The obtained trends indicate that thermal treatment up to 190 °C is not sufficient to decrease the temperature of thermal decomposition in HEM-activated samples. Contrarily, the clear decreasing of temperature decomposition is marked at Stage II (temperature near 330 °C) for the sample TS60 m. The effects for the HEM-activated samples over 60 min and for samples threaded at temperature over 330 °C stay practically unchanged in comparison to the last described one. Therefore, it is not necessary to heat the samples at temperature over 330 °C and high energy activate for over 60 min. These results confirm well the results from the chemical and FTIR analyses.

As a result of the applied high-energy ball milling, the crystal structure of apatite accumulates mechanical energy and passes into a metastable energy state. A change of this type increases the apatite reactivity, which is accompanied with the formation of ammonium calcium phosphates. The appearance of an exothermal effect on the DTA curve probably is a function of the sample activation (the effect is missing on the DTA curve of the non-activated sample) [4]. The accumulated mechanical energy relaxes at higher temperatures, which is indicated by the exothermal effect on the DTA curve—the effect is best expressed as a transformation of CaH2P2O7 into α-Ca2P2O7 for the sample TS10 h. On increasing the activation time the intensity of the exothermal effect decreases probably due to a stronger particle agglomeration. Under subsequent thermal treatment of the activated samples, the following reactions occur: (i) reaction between activated apatite and ammonium sulphate with the formation of ammonium calcium hydrogen ortho- and pyro-phosphates; (ii) decomposition of previously formed new phases and (iii) decomposition of ammonium calcium hydrogen ortho- and pyro-phosphates. In addition, a reduction of the reaction temperature is observed.

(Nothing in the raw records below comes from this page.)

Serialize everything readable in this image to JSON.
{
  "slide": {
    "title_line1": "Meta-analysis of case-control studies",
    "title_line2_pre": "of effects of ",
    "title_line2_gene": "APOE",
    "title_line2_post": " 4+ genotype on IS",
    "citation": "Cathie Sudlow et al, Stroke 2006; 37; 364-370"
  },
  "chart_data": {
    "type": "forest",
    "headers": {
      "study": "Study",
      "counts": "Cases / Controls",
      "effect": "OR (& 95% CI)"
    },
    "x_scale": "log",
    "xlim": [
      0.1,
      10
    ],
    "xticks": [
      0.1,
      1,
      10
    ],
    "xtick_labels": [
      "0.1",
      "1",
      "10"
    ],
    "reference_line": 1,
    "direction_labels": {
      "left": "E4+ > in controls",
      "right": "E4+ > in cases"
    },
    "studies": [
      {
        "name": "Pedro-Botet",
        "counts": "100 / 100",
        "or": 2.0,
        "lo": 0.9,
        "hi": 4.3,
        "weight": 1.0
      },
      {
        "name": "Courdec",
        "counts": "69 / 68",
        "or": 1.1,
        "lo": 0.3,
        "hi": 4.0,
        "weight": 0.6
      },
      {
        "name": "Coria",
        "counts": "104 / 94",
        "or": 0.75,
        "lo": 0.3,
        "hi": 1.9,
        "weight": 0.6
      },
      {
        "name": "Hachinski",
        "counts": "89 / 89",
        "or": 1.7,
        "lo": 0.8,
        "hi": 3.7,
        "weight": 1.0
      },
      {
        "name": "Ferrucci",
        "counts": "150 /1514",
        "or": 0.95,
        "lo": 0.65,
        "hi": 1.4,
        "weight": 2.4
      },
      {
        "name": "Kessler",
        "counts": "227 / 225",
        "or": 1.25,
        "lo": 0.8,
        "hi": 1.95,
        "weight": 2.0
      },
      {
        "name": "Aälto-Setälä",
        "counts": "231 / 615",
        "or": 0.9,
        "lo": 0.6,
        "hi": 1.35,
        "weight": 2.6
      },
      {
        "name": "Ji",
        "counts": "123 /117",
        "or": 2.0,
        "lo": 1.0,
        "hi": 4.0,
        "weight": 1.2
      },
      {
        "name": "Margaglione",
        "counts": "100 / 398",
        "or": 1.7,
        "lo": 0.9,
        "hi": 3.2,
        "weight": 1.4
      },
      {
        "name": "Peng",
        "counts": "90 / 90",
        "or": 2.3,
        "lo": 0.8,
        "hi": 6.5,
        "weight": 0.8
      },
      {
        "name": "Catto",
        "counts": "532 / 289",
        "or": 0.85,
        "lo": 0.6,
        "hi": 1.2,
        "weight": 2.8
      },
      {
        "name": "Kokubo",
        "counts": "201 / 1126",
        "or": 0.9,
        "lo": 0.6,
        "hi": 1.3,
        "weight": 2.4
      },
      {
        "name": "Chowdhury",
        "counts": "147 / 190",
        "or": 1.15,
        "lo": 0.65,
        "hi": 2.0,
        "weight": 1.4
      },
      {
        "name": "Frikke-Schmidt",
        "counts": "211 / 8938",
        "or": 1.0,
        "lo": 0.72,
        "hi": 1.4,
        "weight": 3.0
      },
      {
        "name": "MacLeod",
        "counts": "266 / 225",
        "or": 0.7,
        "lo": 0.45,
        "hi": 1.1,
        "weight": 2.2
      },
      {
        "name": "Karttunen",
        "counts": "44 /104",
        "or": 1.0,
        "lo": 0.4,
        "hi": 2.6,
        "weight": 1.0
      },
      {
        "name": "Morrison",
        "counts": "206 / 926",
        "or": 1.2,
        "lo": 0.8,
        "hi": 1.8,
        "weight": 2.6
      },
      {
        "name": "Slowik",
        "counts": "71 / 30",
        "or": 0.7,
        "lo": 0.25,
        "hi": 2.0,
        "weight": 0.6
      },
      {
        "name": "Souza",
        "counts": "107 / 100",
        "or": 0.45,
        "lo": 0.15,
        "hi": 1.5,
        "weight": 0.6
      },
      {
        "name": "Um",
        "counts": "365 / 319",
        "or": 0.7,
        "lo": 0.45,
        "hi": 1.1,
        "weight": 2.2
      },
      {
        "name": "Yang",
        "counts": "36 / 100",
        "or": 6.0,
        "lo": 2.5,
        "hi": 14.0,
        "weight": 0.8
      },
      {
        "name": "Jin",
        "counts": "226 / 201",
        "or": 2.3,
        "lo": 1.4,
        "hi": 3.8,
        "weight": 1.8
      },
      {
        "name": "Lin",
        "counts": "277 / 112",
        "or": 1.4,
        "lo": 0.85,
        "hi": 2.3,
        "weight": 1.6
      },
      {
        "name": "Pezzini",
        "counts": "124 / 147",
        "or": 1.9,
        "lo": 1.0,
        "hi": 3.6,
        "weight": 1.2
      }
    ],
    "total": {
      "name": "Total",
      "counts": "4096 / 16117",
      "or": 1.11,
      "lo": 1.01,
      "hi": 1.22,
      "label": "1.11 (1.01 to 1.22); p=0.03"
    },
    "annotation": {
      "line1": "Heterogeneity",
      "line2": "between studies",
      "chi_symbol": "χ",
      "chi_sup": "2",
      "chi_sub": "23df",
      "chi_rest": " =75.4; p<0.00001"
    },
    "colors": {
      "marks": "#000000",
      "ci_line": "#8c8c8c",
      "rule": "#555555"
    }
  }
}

After comparison between results of composite samples, HEM activated with different milling balls, some interesting facts are found. At HEM activation with 20 mm with Fe balls: (i) the temperature ranges with most intensive mass losses stay the same with the ones obtained at activation with Cr–Ni balls (380–420 and 420–450 °C) and (ii) one-stage reactions take place, unlike during activation with Cr–Ni balls, where ammonium- and ammonium calcium-pyrophosphates together with NH4CaP3O9 are obtained. All these results prove the catalytic and intensification effect of Fe-milling balls on the investigated composite [26]. The Fe balls are lighter than the Cr–Ni ones but their use does not lead to formation of larger diversity of ammonium salts.

Conclusions

The high-energy ball milling activation and the thermal decomposition (up to 1,100 °C) experiments of a composite from natural apatite and ammonium sulphate prove an increased activity of the samples with increasing of activation degree. We observed evidences for

  1. (i)

    Solid-phase synthesis of (NH4)2H2P2O7, CaH2P2O7, α-Ca2P2O7, NH4CaP3O9 and Ca3(PO4)2.

  2. (ii)

    Optimal time for HEM activation—up to 60 min because of particle agglomeration process due to longer times of HEM activation (5 and 10 h), in spite of maximum number of ammonium calcium phosphate phases formation during these activation times. The optimal HEM activation time of 60 min is confirmed as well as of rapid increasing of P2O sol5 concentration.

  3. (iii)

    Optimal temperature for thermal activation is up to 450 °C because of beginning of dehydration process and decomposition of ammonium calcium phosphates with formation of insoluble pyrophosphates.

  4. (iv)

    Use of by-product of (NH4)2SO4 did not influence negatively on the chemical reactions and can be used successfully in obtaining fertilizer components and soil conditioner.

  5. (v)

    To avoid losses of NH3 and SO2 (useful and expensive industrial raw materials as well as atmospheric pollutants) during HEM and thermal activations, the raw material for the composite needs to be HEM-activated apatite and non-activated ammonium sulphate.

  6. (vi)

    Longer activation time (up to 50 h) results due to agglomeration effects and diffusion problems arising in chemical reactions between the components of the system.

The value of this paper is that the new data obtained confirm the possibility to recover partially ammonia and the same time to obtain new fertilizer product with the content of 3 nutrition elements as N, P and S. A next step of experimental work is needed to confirm the efficiency of such new method.